Using AIC/BIC within cross-validation for likelihood based loss functions For a course I am teaching, I am having my students fit a Gaussian mixture model using MLEs via the EM algorithm to a bivariate dataset. I have asked the students to use use cross-validation to choose the "best" number of classes in the mixture on the lines of the discussion here. For a given loss function and a classes $c$, CV calculates:
$$
CV(c) = \dfrac{1}{n} \sum Lo(f, \hat{f}_c)\,,
$$
where $Lo(f, \hat{f}_c)$ is the loss from fitting an MLE-based $c$ component model to the data. The natural loss function to use is the negative log-likelihood. So that the final CV estimates for fitting a model with $c$ classes are
$$ CV(c) = \dfrac{1}{n} \sum_{i=1}^{n} \left(-\log L(x_{-i},y_{-i}|c)\right)\,.$$
where $L(x_{-i},y_{-i}|c)$ is the estimated likelihood from the held-out data using MLE estimates. If parsimonious models are preferred over over-fitting, does it make sense to use AIC/BIC or other penalized likelihood based loss functions within cross-validation, so that:
$$ CV(c) = \dfrac{1}{n} \sum_{i=1}^{n} \left(-2\log L(x_{-i},y_{-i}|c) + 2p\right)\,?$$
Of course, we could use AIC/BIC as stand-alone model selection criterions. But I haven't seen them used within cross-validation. Is there a reason why this doesn't many sense?
 A: Since you are evaluating the error on the holdout subsample, there is no reason to adjust twice the estimated negative log-likelihood for overfitting by adding $2p$. This adjustment would introduce a bias in your estimated twice the negative log-likelihood without adding any benefits to the estimate. Hence, I would not do as you do. 
However, you could evaluate the likelihood on all data (training+holdout) instead of just the holdout data. Then adding the penalty to adjust for overfitting would make sense. You would no longer need to split the data into training and holdout and do cross validation, which would save computations.
Regarding 

If parsimonious models are preferred over over-fitting

If you are after prediction accuracy (defined in terms of the likelihood of a data point), you would actually prefer the model that yields the maximum likelihood on a test sample (yet unobserved). This is why you would either use AIC in place of the likelihood for all data or use likelihood on the holdout samples in cross validation. This should make sense unless parsimony is a goal in itself (in addition to or in place of prediction accuracy). If so, you may formally define your objective to reflect parsimony (and perhaps prediction accuracy) and ask a question referring to that particular objective.

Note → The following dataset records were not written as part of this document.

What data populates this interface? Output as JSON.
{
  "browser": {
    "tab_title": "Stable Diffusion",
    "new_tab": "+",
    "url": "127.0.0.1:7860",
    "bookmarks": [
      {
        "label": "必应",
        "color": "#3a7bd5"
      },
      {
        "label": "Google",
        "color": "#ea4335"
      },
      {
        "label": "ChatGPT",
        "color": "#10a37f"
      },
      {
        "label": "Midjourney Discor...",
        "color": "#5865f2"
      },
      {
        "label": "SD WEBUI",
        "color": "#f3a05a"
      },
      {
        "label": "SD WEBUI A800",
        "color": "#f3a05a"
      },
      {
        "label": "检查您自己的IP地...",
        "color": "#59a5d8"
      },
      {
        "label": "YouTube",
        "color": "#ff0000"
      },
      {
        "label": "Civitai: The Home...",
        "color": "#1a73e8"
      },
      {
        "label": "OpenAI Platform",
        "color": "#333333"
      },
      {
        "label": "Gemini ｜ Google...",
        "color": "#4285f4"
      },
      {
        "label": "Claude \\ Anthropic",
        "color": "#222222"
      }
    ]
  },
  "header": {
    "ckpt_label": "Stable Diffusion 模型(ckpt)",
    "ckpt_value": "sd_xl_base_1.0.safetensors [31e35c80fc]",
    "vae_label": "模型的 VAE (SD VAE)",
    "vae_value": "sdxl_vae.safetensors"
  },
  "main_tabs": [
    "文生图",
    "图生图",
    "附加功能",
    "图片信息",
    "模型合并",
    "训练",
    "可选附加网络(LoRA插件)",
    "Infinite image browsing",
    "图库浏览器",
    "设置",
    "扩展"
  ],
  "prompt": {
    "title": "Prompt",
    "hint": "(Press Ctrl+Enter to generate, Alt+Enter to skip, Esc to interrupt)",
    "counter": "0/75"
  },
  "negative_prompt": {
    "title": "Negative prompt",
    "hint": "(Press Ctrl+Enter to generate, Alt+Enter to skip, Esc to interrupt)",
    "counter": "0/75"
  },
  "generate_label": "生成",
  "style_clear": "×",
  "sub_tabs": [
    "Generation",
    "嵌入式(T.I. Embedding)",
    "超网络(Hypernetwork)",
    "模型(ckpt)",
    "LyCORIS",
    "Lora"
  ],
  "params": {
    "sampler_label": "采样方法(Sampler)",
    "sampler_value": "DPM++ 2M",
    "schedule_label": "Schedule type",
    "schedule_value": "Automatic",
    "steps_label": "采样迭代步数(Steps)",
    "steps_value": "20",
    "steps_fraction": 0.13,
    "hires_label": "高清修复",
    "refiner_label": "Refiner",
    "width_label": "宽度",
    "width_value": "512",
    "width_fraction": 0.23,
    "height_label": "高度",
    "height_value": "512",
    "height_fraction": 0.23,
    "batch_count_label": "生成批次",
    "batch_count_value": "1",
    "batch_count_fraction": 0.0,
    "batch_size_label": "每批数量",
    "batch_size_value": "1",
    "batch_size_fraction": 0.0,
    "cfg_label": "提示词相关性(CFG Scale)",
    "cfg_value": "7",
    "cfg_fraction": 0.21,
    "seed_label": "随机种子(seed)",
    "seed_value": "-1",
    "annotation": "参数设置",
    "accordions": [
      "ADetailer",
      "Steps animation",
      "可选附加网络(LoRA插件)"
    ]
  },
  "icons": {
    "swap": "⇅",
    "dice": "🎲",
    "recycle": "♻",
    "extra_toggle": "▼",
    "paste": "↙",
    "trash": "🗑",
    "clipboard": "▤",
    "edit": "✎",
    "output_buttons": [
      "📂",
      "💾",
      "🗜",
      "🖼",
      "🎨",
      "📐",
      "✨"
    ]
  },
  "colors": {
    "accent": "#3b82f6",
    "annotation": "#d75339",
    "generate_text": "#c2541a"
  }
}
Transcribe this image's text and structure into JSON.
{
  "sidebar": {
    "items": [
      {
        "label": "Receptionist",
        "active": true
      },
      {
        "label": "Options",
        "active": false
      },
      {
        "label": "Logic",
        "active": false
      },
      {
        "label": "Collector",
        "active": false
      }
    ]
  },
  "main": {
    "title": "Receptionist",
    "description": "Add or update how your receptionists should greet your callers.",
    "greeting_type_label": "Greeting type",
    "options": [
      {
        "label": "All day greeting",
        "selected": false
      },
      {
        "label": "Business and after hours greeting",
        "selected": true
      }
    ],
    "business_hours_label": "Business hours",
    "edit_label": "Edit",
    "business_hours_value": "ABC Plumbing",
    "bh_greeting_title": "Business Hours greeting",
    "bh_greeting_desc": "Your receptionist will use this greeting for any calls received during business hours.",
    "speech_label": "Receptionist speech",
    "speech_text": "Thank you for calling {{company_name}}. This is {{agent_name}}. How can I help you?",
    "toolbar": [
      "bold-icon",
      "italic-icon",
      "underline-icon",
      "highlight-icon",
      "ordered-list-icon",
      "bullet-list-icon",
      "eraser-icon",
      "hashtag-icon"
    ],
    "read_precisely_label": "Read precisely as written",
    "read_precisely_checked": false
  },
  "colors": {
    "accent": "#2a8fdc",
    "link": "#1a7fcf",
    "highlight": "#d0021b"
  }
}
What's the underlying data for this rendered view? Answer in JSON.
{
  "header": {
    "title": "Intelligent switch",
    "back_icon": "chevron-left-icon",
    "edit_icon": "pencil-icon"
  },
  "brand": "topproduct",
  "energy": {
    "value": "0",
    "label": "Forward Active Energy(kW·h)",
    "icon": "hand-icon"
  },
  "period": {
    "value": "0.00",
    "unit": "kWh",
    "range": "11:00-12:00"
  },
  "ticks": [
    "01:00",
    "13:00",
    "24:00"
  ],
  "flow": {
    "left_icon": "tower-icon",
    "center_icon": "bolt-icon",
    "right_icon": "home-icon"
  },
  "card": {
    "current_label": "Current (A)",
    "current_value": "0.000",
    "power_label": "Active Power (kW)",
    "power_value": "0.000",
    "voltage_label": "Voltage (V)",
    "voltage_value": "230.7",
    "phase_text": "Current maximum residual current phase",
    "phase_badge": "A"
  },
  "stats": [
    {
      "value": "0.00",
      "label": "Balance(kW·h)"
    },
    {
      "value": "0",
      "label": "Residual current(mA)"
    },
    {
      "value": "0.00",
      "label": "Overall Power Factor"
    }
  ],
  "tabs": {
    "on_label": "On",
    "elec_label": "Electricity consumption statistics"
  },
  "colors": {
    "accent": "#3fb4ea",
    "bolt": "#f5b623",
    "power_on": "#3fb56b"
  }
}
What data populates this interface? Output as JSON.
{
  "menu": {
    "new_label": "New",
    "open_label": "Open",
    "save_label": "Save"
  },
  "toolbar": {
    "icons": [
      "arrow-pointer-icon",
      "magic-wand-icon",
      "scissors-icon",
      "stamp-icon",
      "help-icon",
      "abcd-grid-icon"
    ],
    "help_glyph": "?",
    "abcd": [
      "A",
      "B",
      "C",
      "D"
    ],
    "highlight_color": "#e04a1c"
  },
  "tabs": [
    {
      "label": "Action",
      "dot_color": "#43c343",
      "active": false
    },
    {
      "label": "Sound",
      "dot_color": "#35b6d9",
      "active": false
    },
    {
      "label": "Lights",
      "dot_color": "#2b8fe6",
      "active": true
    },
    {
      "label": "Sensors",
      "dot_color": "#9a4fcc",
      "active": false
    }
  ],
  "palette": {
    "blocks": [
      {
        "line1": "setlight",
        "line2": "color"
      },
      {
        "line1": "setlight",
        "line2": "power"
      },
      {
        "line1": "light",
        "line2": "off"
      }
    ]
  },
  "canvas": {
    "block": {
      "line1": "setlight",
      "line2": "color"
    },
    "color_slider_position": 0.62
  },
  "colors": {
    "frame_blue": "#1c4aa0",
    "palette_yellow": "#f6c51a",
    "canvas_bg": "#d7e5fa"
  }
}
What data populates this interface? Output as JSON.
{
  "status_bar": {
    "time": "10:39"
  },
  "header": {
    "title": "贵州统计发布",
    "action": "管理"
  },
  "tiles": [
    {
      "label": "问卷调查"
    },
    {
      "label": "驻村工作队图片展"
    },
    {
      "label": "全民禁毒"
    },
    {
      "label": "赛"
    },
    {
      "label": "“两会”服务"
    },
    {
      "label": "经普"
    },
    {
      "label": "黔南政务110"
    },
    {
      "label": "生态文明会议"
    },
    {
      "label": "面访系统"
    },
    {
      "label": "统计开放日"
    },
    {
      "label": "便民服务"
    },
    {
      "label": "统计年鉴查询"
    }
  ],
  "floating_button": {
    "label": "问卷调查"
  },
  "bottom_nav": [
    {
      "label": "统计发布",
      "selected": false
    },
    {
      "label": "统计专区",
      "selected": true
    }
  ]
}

Update: Regarding the updated question, a loss function that depends not only on the prediction accuracy (as measured e.g. by the likelihood but potentially also by expected absolute error, expected squared error and the like) but also on the number of parameters is one that explicitly penalizes model complexity. If your goal is indeed to have a parsimonious model and you do not mind sacrificing some prediction accuracy, then you may well use such a loss function instead of the likelihood. AIC and BIC would be special cases of such a setup.
Regarding the first comment, the rationale for having a penalized loss function used for training is not the same as that for having a penalized loss function used for performance evaluation out of sample. 


*

*The former typically still targets accurate prediction; penalization works to compensate for overfitting and is intended to achieve parameter estimates that yield accurate predictions. 

*The latter explicitly targets parsimony in addition to prediction accuracy. There is an explicit conflict between the two, requiring a compromise solution with somewhat good accuracy and some parsimony.